Again, we come back to signal and noise. I generate content primarily to reach both a wide and interested audience. As a digital marketing consultant, there is a financial incentive to grow my own personal brand, but to be honest, my reward is probably more tied up in the concepts of social capital and my own ego. I publish because I want to be heard. And I want to be heard by people who find my content valuable. I have almost 2,000 followers between my blog, Twitter feed and other social networks, but those people already know me. Hopefully, MediaPost will introduce me to new people who don’t know me. I want MediaPost to be my matchmaker.
Now, the second question to ask is, why are you reading this post on MediaPost? While I don’t presume to be able to know your own personal intentions, I can take a pretty good shot at generalizing: You are a MediaPost reader because you find the collection of content they publish interesting. It’s certainly not the only place online you can find content about marketing and media. And, if they chose to, any of the MediaPost writers could easily publish their content on their own blogs. You have chosen MediaPost because it acts as both a convenient access point and an effective filter.
This connection between content and audience is where publishers like MediaPost add value. Because you trust MediaPost to deliver content you find interesting, it passes the first level of your filtering threshold. I, as a content creator, get the benefit of MediaPost’s halo effect. The odds are better that I can connect with new readers under the MediaPost banner than if you’re introduced to me through a random, unfiltered tweet or alert in your newsfeed. And here we have a potential clue to the future of revenue generation for publishers. If publishing is potentially a matchmaking service, perhaps we need to look at other matchmakers to see how they generate revenue.
In the traditional publishing world, it would be blasphemous to suggest that content creators should be charged for access to an audience. After all, we used to get paid by publishers to generate content. But that was then and this is now. Understand, I’m not talking about native advertising or advertorials here. In fact, it would be the publisher’s responsibility to filter out unacceptably commercial editorials. I’m talking about creating an audience market for true content generators. In this day of personal branding, audiences have value. The better the audience, the higher the value. It should be worth something to me to reach new audiences. Publishers, in turn, act as the reader’s filter, ensuring the content they provide matches the user’s interest. Again, if the match is good enough, that has value for the reader.
Of course, the problem here is quantifying value on both sides of the relationship. I would imagine that both the content creators and content consumers that are reading my suggestions are probably saying, “There's no way I would pay for that!” And, in the current state of online publishing, I wouldn’t either -- neither as a creator nor a consumer. The value isn’t there because the match isn’t strong enough. But if publishers focused on building the best possible audience and on presenting the best possible content, it might be a different story.
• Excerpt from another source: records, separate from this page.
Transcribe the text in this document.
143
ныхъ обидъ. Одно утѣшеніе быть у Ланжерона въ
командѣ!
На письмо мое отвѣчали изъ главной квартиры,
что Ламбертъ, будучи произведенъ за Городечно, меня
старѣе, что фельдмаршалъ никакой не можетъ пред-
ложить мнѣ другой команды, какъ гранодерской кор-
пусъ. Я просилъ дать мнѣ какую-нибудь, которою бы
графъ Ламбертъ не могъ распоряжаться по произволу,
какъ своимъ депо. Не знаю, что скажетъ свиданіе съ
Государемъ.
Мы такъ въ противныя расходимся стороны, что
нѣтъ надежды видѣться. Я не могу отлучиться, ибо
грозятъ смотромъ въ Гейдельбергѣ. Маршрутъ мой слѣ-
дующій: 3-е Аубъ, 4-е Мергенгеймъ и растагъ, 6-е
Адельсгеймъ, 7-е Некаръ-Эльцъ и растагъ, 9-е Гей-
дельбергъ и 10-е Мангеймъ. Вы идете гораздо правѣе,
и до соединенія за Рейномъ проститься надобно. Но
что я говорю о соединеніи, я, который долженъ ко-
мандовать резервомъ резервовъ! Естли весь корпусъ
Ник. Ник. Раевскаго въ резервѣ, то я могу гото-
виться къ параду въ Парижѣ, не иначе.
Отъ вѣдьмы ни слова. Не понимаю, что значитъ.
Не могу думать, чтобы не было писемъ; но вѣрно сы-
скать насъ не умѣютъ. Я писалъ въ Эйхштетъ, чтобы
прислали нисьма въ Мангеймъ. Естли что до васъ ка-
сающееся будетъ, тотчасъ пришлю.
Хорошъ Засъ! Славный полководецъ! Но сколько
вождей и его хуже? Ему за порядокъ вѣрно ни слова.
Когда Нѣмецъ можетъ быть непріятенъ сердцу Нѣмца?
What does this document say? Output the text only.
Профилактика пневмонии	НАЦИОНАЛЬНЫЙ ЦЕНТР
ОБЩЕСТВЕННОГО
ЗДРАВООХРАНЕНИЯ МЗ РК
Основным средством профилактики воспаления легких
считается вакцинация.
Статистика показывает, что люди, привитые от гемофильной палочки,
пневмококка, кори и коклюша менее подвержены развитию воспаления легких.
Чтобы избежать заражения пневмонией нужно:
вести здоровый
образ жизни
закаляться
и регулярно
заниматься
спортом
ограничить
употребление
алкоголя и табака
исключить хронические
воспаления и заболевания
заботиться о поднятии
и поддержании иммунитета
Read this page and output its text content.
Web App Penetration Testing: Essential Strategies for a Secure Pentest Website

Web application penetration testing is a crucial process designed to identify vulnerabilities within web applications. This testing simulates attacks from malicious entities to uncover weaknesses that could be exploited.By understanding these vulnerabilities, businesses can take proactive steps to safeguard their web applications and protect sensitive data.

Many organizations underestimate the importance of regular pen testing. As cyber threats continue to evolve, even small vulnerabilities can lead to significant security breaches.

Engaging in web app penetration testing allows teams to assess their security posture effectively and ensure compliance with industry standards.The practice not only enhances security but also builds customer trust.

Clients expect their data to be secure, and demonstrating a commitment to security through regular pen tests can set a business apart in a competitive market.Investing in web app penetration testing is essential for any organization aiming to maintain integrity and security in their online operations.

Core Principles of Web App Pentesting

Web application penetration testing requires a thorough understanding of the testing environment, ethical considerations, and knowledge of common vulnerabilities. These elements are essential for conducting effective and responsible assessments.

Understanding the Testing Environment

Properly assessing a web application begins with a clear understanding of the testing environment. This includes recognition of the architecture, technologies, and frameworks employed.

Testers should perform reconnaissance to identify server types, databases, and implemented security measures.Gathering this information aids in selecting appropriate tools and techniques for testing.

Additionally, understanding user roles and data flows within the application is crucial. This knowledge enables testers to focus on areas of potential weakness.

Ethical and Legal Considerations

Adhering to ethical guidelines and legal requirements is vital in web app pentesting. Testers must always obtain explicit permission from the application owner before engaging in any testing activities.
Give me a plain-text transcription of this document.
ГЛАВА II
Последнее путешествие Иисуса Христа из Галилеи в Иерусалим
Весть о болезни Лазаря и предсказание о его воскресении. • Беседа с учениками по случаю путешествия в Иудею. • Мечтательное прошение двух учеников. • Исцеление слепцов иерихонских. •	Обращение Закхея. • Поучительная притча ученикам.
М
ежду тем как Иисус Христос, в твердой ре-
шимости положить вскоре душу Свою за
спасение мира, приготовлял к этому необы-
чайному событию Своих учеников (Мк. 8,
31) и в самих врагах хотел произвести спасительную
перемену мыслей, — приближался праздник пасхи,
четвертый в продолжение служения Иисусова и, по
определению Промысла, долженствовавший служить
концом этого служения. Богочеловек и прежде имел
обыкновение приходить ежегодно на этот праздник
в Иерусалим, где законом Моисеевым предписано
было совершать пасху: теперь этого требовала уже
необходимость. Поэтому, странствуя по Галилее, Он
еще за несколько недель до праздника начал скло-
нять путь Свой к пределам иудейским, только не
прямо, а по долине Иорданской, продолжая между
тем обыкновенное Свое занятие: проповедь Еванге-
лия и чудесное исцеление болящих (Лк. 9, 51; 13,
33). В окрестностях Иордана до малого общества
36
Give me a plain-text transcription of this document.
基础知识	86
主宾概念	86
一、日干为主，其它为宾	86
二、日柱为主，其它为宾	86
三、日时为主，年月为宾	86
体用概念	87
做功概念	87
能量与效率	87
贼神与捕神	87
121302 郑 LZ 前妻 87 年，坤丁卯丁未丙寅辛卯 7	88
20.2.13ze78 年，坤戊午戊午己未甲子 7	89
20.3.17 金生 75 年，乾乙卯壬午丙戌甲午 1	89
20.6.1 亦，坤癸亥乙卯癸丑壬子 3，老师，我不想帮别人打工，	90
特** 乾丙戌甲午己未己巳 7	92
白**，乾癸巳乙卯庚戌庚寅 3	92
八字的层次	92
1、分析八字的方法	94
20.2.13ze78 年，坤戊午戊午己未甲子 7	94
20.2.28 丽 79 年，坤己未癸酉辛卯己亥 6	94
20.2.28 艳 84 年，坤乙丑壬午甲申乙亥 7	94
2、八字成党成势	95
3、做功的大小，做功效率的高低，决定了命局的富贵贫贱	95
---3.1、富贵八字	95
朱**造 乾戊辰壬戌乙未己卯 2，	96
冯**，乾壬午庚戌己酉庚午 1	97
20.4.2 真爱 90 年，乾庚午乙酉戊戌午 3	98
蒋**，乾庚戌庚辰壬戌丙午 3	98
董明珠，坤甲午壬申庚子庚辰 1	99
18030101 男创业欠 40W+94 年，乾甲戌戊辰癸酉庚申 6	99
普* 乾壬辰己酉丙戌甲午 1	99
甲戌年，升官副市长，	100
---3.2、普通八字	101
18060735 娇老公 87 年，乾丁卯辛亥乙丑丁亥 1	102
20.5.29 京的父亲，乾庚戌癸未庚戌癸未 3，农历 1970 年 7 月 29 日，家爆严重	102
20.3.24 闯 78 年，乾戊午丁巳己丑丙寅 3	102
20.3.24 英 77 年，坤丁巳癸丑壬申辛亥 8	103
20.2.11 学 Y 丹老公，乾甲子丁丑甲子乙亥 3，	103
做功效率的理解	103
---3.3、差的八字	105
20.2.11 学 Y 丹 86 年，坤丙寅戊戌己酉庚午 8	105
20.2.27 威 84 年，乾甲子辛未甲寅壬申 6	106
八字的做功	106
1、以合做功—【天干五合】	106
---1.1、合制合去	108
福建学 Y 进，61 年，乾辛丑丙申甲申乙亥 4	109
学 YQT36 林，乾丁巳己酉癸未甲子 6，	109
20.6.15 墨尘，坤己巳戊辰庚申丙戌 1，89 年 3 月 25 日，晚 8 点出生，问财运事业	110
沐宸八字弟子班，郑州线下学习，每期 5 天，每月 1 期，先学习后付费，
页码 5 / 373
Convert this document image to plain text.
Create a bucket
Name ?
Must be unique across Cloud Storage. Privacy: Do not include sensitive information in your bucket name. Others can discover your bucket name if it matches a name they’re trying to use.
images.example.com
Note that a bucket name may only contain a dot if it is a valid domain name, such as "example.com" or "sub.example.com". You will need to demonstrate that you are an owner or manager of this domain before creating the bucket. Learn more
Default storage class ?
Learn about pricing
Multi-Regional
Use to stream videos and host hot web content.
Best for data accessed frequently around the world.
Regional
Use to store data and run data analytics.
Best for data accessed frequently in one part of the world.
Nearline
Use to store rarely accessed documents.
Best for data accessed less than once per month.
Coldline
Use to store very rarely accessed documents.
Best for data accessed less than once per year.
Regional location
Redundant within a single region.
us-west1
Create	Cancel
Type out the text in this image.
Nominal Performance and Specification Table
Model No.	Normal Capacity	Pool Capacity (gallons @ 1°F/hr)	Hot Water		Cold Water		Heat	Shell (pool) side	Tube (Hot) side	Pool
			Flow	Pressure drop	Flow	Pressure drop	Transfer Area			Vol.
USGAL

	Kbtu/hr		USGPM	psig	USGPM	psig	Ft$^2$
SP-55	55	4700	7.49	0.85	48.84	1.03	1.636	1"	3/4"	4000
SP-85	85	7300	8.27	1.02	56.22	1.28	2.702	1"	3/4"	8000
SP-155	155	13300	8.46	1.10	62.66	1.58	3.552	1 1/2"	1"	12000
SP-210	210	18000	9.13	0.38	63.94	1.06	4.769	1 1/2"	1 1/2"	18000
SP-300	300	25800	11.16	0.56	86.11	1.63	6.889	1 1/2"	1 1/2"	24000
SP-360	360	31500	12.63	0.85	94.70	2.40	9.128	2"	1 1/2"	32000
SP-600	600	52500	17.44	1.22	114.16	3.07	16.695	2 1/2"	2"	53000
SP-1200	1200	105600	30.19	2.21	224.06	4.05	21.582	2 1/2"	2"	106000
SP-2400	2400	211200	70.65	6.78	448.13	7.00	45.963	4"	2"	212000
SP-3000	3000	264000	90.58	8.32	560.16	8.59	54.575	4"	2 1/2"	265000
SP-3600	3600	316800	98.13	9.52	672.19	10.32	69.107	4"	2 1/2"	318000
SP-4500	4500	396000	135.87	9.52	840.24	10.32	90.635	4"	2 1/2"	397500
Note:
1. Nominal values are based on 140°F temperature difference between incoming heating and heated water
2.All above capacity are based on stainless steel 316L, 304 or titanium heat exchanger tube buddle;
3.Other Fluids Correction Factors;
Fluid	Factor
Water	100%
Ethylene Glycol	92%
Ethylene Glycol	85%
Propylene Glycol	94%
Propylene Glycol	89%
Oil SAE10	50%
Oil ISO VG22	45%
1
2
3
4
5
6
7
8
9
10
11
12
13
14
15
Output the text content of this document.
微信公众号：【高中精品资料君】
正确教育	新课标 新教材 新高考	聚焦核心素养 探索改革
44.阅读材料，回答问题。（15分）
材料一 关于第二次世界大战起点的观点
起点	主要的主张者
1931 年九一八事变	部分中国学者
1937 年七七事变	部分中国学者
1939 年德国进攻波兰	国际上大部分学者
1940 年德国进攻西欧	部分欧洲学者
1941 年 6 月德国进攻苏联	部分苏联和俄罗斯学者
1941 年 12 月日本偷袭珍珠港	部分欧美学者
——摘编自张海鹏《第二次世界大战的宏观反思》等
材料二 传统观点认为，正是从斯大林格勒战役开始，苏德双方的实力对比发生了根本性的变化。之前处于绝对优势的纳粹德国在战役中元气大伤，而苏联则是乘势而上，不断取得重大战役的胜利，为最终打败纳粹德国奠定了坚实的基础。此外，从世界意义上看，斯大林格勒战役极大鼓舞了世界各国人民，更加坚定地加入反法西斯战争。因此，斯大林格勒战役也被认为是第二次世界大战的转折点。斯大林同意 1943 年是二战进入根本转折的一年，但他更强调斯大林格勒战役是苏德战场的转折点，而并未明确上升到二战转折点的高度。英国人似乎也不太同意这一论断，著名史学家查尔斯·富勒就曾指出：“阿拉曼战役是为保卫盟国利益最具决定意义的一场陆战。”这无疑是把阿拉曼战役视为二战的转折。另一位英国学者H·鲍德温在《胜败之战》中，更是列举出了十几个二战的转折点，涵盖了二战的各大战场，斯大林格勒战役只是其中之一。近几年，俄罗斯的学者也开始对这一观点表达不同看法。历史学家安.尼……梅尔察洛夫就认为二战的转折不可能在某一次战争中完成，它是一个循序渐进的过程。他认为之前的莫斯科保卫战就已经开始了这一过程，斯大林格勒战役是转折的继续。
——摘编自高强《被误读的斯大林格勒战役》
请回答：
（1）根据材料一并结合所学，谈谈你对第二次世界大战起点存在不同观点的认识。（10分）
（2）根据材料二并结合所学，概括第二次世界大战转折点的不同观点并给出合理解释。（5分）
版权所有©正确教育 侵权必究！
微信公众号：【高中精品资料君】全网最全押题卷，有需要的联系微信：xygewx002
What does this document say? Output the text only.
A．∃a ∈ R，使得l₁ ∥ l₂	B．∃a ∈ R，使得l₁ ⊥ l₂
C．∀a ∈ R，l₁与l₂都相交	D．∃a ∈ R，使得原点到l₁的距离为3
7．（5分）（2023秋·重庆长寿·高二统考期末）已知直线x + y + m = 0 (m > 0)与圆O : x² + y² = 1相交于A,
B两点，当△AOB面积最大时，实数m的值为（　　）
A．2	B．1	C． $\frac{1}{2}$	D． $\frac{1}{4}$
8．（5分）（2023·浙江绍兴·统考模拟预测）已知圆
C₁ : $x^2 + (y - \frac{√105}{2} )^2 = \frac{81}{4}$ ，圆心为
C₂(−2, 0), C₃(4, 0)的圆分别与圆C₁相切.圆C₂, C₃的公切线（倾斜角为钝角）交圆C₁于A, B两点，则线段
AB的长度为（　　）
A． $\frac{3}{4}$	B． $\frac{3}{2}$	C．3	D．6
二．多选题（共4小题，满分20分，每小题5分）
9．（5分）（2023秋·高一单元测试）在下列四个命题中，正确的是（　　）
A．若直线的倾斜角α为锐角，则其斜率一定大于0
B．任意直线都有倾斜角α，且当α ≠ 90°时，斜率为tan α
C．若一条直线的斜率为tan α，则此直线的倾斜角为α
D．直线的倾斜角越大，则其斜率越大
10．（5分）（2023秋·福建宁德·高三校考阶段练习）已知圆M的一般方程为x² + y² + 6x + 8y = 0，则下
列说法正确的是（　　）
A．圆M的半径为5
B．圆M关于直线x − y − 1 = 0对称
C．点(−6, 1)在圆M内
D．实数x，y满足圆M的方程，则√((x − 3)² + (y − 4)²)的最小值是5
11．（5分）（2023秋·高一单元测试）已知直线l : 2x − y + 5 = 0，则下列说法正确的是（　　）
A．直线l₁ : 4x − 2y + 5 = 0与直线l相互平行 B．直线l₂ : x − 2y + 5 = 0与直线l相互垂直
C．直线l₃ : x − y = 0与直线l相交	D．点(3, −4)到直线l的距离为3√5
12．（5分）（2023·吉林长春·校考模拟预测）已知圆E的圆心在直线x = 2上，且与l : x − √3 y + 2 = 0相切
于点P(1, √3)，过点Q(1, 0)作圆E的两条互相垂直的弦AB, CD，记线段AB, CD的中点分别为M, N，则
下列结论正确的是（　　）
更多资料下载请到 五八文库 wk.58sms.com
More important, it would be a revenue model that would realign publishers with their audience, rather than pit them against it.
From the reader’s perspective, if a publisher was acting as your own private information filter, and not as a platform for poorly targeted advertising, you would probably be more willing to indicate your preferences and share information. If the publisher was discriminating enough, you might even be willing to allow them to introduce very carefully targeted offers from advertisers, filtering down to only the offers you’re highly likely to be interested in. This provides three potential revenue sources to the publisher: content creators looking for an audience, readers looking for an effective filtering service, and advertisers looking for highly targeted introductions to prospects. In the last case, the revenue should be split with the prospect, with the publisher taking a percentage for handling the introduction and the rest going to the prospect in return for agreeing to accept the advertiser’s introduction.
While radically different from today’s model, what I’ve proposed is not a new idea. It was first introduced in the 1999 book "Net Worth" by John Hagel and Marc Singer. Granted, my take is less involved than theirs is, but the basic idea is the same: a shift from a relentless battering of prospects with increasingly overt advertising messages, to a careful filtering and matching of interests and appropriate content. And, when you think about it, the matching of intent and content is what Google has been doing for two decades.
Disruptive innovations tend to change the ways that value is determined. They take previous areas of scarcity and change them to ones of abundance. They upend markets and alter existing balances between forces. When the markets shift to this extent, trying to stick to the old paradigm guarantees failure. The challenge is that there is no new paradigm to follow. Experimentation is the only option. And to experiment you have to be willing to explore the boundaries. The answer won’t be found in the old familiar territory.